As of today, the Vikings are franchise free agents and do not have a home stadium. Their lease at the Metrodome has no more games remaining. If he chose to, owner Zygi Wilf could entertain offers from Los Angeles or other locales about moving the franchise. But Lester Bagley, vice president of stadium development/public affairs, indicated Sunday that Wilf isn't prepared to do that. "It's no secret that we have been contacted by other communities," Bagley said. "But we've told them that we're encouraged, we're hopeful, we're in position to get it done in Minnesota. That has been our response." Justified or not, there appears to be significant optimism that a deal to build a stadium either in suburban Arden Hills or downtown Minneapolis will get done this year. But it could be awhile before the Vikings know whether they'll be playing in the Metrodome in 2012 or at the University of Minnesota's outdoors TCF Bank Stadium.

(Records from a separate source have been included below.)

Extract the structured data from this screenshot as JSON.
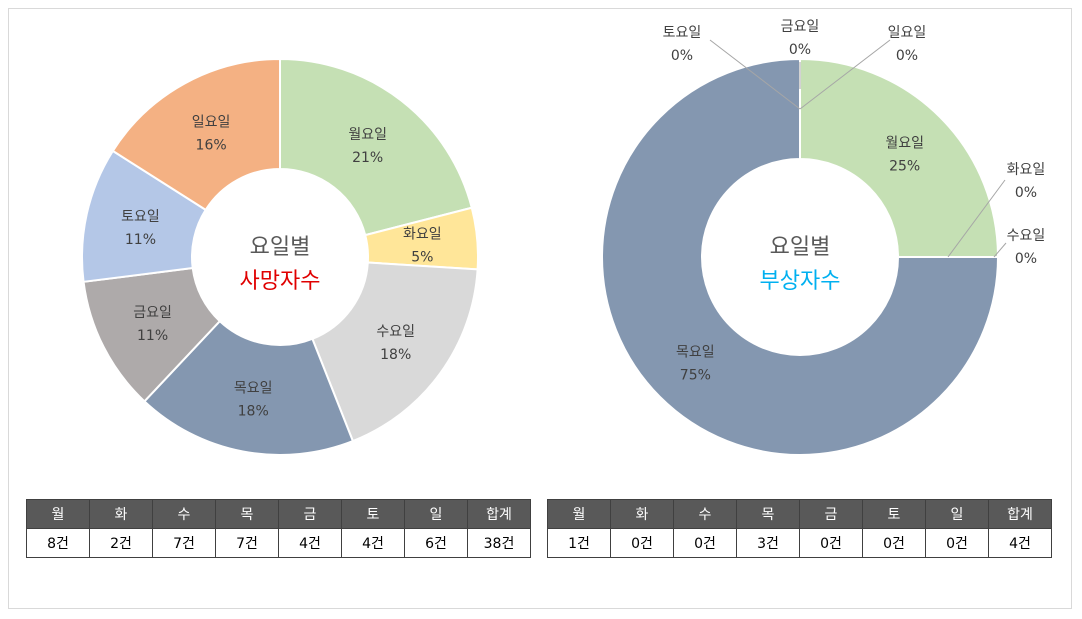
{
  "chart_data": [
    {
      "type": "pie",
      "center_title": "요일별",
      "center_subtitle": "사망자수",
      "subtitle_color": "#e00000",
      "slices": [
        {
          "label": "월요일",
          "value": 21,
          "display": "21%",
          "color": "#c5e0b4"
        },
        {
          "label": "화요일",
          "value": 5,
          "display": "5%",
          "color": "#ffe699"
        },
        {
          "label": "수요일",
          "value": 18,
          "display": "18%",
          "color": "#d9d9d9"
        },
        {
          "label": "목요일",
          "value": 18,
          "display": "18%",
          "color": "#8497b0"
        },
        {
          "label": "금요일",
          "value": 11,
          "display": "11%",
          "color": "#aeaaaa"
        },
        {
          "label": "토요일",
          "value": 11,
          "display": "11%",
          "color": "#b4c7e7"
        },
        {
          "label": "일요일",
          "value": 16,
          "display": "16%",
          "color": "#f4b183"
        }
      ],
      "table": {
        "headers": [
          "월",
          "화",
          "수",
          "목",
          "금",
          "토",
          "일",
          "합계"
        ],
        "values": [
          "8건",
          "2건",
          "7건",
          "7건",
          "4건",
          "4건",
          "6건",
          "38건"
        ]
      }
    },
    {
      "type": "pie",
      "center_title": "요일별",
      "center_subtitle": "부상자수",
      "subtitle_color": "#00b0f0",
      "slices": [
        {
          "label": "월요일",
          "value": 25,
          "display": "25%",
          "color": "#c5e0b4"
        },
        {
          "label": "화요일",
          "value": 0,
          "display": "0%",
          "color": "#ffe699"
        },
        {
          "label": "수요일",
          "value": 0,
          "display": "0%",
          "color": "#d9d9d9"
        },
        {
          "label": "목요일",
          "value": 75,
          "display": "75%",
          "color": "#8497b0"
        },
        {
          "label": "금요일",
          "value": 0,
          "display": "0%",
          "color": "#aeaaaa"
        },
        {
          "label": "토요일",
          "value": 0,
          "display": "0%",
          "color": "#b4c7e7"
        },
        {
          "label": "일요일",
          "value": 0,
          "display": "0%",
          "color": "#f4b183"
        }
      ],
      "table": {
        "headers": [
          "월",
          "화",
          "수",
          "목",
          "금",
          "토",
          "일",
          "합계"
        ],
        "values": [
          "1건",
          "0건",
          "0건",
          "3건",
          "0건",
          "0건",
          "0건",
          "4건"
        ]
      }
    }
  ]
}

Playing outdoors in Minnesota, even for a few years, would require some level of shift in roster-building philosophy.
I used to bang the drum regularly for the Vikings to shift their committee leadership structure to a more vertical arrangement, with one person either the general manager or coach ultimately responsible for the football operations. I piped down when it became clear that Wilf favored the committee and wasn't interested in a change. To be fair, I'm not sure I blame the Vikings' style of leadership for their 9-23 record the past two seasons. One person can make bad decisions just as easily as three people can. The Star Tribune's Sid Hartman reported that Wilf might promote vice president of personnel Rick Spielman into a traditional general manager's role. Hopefully Wilf will think that one through first. That's nothing against Spielman. I'm just not sure that promoting one angle of the Triangle of Authority will mean anything in practice. If Spielman were truly to have a general manager's powers, Wilf will have started him off with a coach he didn't hire. The only way to do the traditional vertical structure the right way is to identify the top authority first and then give him the opportunity to hire the people who will work for him.
Coach Leslie Frazier said Sunday that the Vikings will go into the offseason with Christian Ponder as their No. 1 quarterback, but that "all players" must compete for their jobs in training camp. I wouldn't expect anything different, considering Ponder was the No. 12 overall pick of the 2011 draft and began his rookie season behind on the development scale because of the lockout. Backup Joe Webb was more effective in moving the ball over the past month, but Sunday's game demonstrated why there are split opinions about his aptitude as a long-term starter. As athletic as he is, Webb must limit the plays in which he floats in the backfield, runs away from pass rushers and then throws madly downfield. It's nice to have that option, but in general those are low-percentage throws that can also lead to big yardage losses either through sacks or holding penalties by offensive linemen who can't stay on their blocks that long. If Webb truly wants to challenge for the job, he needs to master the drop-step-throw portion of being an NFL quarterback.
And here is one issue I still don't get:
It's not yet clear what the Vikings will do with defensive coordinator Fred Pagac, whose demise has been rumored, but Pro Bowl defensive end Jared Allen unexpectedly has come to Pagac's defense the past two days. Allen credited Pagac for some blitz packages that helped free him up for a 3 1/2-sack day against the Bears, and on Monday he told reporters that he wants Pagac to return and will "fight" for that to happen. Allen could have some personal reasons for that support, especially if Pagac's continued employment would preserve the 4-3 scheme that Allen thrives in, but it also suggests there could be more to blame with the Vikings' defensive problems than simply the coordinator.